I have a model that predicts a rare disease (1% prevalence) with good discrimination (AUC). However, the predictions it is giving can not be interpreted as probabilities.
I want to recalibrate the predictions according to the prevalence in the population - and I do not need high resolution, I need 5 bins (levels) of probability - from "very low" to "high" (so I probably don't need sophisticated isotonic regression
or platt scaling
), but I do need a calibrated probability for every bin.

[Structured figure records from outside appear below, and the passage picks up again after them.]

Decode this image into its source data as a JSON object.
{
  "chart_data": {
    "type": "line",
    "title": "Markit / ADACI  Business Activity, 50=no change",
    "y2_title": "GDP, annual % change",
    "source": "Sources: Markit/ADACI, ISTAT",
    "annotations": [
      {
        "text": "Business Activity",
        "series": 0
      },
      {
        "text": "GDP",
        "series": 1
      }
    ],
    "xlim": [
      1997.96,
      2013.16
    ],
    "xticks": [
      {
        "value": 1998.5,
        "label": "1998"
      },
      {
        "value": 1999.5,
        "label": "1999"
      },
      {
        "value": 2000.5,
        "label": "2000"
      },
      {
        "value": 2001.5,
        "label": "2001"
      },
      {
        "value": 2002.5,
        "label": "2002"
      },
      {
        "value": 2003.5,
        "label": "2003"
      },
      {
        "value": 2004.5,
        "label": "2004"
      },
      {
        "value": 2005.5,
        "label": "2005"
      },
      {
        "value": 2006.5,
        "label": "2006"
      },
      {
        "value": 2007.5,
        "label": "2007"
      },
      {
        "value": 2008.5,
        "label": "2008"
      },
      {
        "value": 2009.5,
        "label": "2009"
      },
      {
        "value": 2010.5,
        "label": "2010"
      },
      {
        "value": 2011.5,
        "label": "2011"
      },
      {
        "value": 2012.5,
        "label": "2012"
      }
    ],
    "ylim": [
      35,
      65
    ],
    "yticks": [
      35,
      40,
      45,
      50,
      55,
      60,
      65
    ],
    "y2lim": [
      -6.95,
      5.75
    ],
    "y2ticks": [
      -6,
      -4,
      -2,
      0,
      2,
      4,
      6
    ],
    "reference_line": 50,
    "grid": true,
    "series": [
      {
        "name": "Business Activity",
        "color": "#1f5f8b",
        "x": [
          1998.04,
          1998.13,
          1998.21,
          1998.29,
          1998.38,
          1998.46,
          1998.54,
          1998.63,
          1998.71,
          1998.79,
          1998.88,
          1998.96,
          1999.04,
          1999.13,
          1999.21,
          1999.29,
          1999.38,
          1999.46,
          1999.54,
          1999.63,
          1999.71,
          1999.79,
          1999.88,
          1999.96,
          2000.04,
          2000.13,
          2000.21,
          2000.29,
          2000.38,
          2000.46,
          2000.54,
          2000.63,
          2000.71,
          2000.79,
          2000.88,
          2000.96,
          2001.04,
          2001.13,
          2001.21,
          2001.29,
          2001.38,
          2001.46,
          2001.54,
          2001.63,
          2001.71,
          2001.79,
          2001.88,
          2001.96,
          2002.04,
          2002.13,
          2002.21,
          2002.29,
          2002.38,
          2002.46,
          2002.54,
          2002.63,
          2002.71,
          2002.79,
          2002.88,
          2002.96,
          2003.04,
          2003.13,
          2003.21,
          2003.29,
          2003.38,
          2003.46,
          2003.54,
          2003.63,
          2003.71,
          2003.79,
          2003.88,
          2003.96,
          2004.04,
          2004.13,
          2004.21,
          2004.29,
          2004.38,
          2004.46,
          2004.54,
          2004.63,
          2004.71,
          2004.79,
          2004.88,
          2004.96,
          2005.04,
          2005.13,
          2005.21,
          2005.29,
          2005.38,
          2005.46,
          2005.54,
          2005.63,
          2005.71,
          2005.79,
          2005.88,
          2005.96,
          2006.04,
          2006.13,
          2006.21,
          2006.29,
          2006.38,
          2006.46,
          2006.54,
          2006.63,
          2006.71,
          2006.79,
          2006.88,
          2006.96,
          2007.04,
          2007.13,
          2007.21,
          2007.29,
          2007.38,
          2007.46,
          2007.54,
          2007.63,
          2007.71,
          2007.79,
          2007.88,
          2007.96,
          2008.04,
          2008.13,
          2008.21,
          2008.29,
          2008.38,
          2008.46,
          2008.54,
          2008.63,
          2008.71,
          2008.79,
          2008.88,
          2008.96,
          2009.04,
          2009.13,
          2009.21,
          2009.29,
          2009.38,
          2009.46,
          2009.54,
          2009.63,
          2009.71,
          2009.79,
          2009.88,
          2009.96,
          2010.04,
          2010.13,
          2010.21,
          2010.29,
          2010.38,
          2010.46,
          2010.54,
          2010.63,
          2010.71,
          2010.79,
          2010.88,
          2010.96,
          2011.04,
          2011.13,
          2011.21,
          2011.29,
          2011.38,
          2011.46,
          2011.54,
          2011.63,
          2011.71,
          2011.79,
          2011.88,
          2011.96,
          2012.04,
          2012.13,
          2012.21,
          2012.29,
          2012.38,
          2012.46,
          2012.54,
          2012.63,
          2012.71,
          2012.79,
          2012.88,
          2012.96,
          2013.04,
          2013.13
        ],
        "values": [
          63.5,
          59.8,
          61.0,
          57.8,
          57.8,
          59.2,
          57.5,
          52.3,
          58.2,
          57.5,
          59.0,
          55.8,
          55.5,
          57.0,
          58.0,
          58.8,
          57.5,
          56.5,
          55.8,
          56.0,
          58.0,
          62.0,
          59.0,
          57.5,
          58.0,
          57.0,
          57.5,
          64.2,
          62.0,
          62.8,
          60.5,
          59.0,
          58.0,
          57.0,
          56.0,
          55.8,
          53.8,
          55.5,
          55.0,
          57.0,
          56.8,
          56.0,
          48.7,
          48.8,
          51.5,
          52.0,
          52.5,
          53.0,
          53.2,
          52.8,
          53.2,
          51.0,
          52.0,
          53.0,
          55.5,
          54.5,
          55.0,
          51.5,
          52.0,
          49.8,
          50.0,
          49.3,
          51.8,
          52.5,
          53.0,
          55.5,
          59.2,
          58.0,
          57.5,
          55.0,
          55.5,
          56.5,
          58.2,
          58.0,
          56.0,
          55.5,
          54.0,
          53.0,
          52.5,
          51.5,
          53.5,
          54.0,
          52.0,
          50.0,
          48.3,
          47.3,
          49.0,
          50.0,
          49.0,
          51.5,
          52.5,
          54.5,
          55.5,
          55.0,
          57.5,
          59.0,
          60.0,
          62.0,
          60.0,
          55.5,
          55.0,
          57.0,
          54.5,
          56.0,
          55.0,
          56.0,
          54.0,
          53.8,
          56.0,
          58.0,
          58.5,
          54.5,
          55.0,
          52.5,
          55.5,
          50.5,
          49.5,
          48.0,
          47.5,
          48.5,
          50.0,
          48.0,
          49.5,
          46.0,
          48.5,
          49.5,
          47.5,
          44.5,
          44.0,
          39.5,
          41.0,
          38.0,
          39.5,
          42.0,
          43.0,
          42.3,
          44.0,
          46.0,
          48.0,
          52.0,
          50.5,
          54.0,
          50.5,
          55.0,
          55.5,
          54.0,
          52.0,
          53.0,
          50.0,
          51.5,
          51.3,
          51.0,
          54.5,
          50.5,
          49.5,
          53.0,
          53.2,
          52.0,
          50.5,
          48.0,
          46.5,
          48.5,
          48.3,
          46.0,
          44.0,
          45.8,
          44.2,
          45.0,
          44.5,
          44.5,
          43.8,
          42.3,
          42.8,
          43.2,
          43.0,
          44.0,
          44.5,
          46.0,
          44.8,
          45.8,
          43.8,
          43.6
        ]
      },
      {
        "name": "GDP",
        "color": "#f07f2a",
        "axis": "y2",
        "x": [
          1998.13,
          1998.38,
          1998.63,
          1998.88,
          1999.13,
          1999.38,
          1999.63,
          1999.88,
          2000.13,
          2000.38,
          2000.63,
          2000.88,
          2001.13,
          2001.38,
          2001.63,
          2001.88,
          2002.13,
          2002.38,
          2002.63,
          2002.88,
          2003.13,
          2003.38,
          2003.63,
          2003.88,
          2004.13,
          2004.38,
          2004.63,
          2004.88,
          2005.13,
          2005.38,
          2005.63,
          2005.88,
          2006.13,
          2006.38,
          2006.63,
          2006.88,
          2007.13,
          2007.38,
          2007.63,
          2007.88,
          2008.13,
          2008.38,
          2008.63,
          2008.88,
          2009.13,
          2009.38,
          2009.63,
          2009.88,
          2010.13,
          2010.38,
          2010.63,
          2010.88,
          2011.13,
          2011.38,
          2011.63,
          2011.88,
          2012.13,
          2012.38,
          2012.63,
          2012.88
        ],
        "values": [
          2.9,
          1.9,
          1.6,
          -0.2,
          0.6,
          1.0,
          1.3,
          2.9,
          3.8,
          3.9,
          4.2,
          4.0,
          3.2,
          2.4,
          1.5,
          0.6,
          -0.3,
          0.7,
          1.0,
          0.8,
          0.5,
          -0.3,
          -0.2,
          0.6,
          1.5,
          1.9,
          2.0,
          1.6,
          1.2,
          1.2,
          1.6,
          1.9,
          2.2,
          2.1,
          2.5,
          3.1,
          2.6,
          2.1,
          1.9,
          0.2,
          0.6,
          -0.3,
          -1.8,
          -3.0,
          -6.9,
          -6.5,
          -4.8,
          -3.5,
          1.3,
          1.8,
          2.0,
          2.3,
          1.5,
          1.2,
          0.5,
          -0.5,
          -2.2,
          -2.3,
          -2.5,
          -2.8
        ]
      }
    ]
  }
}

I tried 'learning' the probabilities for these bins from a 'train' set representing the population and then testing that the model is calibrated on a 'validation' set with the Hosmer-Lemeshow
statistic.
However, the statistic is very unstable and the p-value varies from 0.0012 to 0.28 when I repeat this experiment with different random sets. Why is this happening? The entire population size is 4763615 out of which there are 48606 cases. I'm dividing it 70%/30% between train/validation sets. I tried dividing the bins in many ways (equal samples in each bin, equal cases in each bin, equal delta of original predictions..). Is my entire approach reasonable? or is there something else I'm missing?
(related to Evaluating logistic regression and interpretation of Hosmer-Lemeshow Goodness of Fit, but not specific to logistic-regression. Also related to How to choose optimal bin width while calibrating probability models?).